Giving black journalists a chance to be heard
By Tonyaa J. Weathersbee
Senior Project Manager,
Institute for Advanced Journalism Studies
During a May meeting at the Fernando Ortiz Foundation in Havana, its president, Heriberto Espino made an admission, followed by an explanation – and then a plea.
Racism is indeed a problem for black Cubans, he said. But they want to solve that problem within their own system. "We want to change it," Espino told a group of black journalists from the Institute for Advanced Journalism Studies. "And we want you to help us."
Being there to hear Espino's plea was a moment that highlighted the institute's main purpose: to give black journalists and journalism students the opportunity to tell the story of people throughout the diaspora– something that is still a pretty rare experience in American journalism.
For more than a decade the institute has pursued this mission.

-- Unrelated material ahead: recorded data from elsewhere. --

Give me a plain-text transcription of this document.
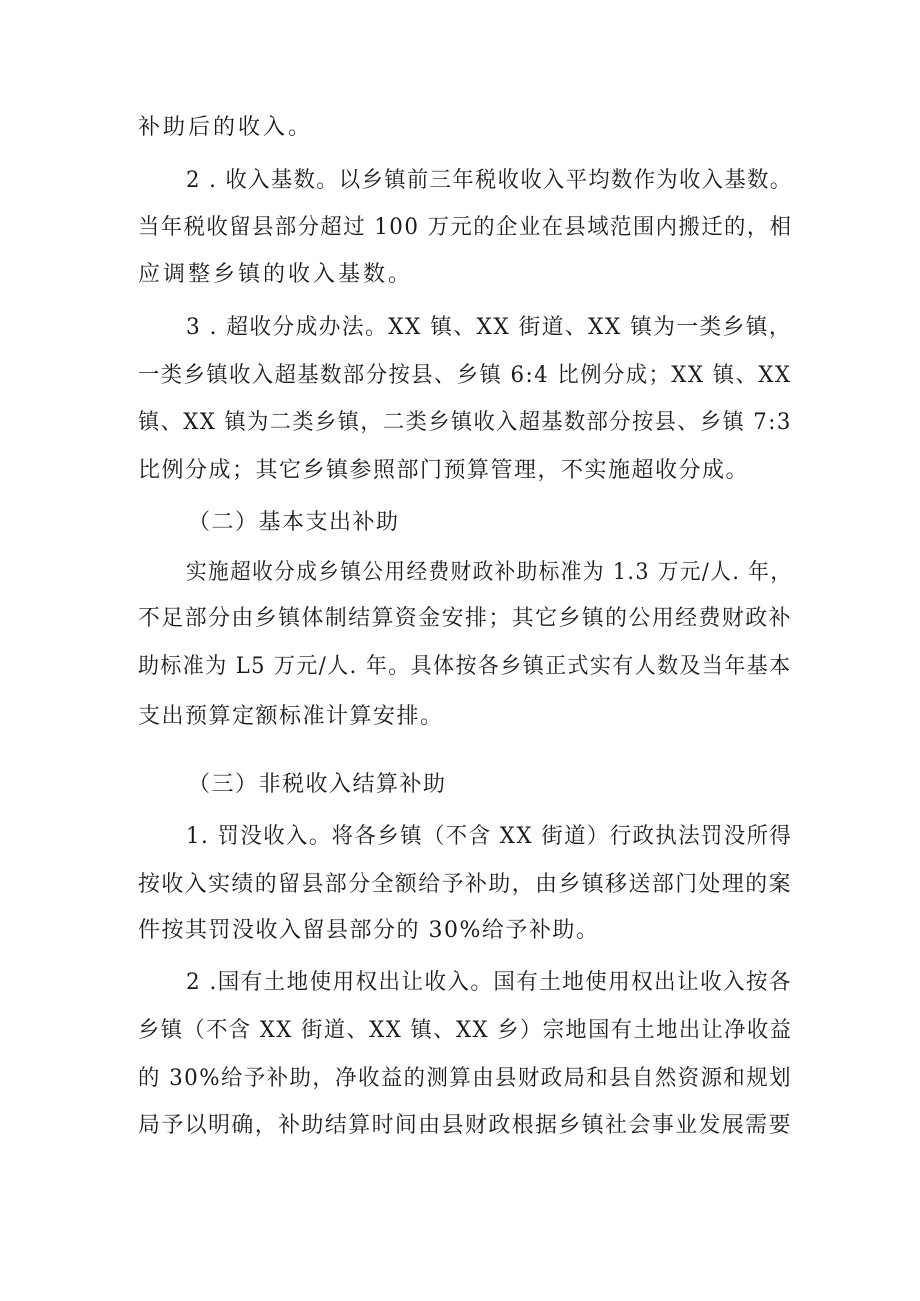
补助后的收入。
2 . 收入基数。以乡镇前三年税收收入平均数作为收入基数。
当年税收留县部分超过 100 万元的企业在县域范围内搬迁的，相
应调整乡镇的收入基数。
3 . 超收分成办法。XX 镇、XX 街道、XX 镇为一类乡镇，
一类乡镇收入超基数部分按县、乡镇 6:4 比例分成；XX 镇、XX
镇、XX 镇为二类乡镇，二类乡镇收入超基数部分按县、乡镇 7:3
比例分成；其它乡镇参照部门预算管理，不实施超收分成。
（二）基本支出补助
实施超收分成乡镇公用经费财政补助标准为 1.3 万元/人. 年，
不足部分由乡镇体制结算资金安排；其它乡镇的公用经费财政补
助标准为 L5 万元/人. 年。具体按各乡镇正式实有人数及当年基本
支出预算定额标准计算安排。
（三）非税收入结算补助
1. 罚没收入。将各乡镇（不含 XX 街道）行政执法罚没所得
按收入实绩的留县部分全额给予补助，由乡镇移送部门处理的案
件按其罚没收入留县部分的 30%给予补助。
2 .国有土地使用权出让收入。国有土地使用权出让收入按各
乡镇（不含 XX 街道、XX 镇、XX 乡）宗地国有土地出让净收益
的 30%给予补助，净收益的测算由县财政局和县自然资源和规划
局予以明确，补助结算时间由县财政根据乡镇社会事业发展需要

It has dispatched teams of black professional and student journalists to Cuba, Haiti, Jamaica, Colombia, Brazil, Grenada, Panama, Barbados, Canada and Mexico to report stories that have been largely ignored by mainstream media.
Much of this work, which has given the participating journalists a greater sense of self-worth in the journalism arena, can be found on the institute's Web site (www.ifajs.org).
This special report on racism in Cuba is the most recent example of the ground-breaking work the institute does – work that gives black journalists an opportunity to cover stories long ignored by mainstream media and that provide their voice an opportunity to be heard.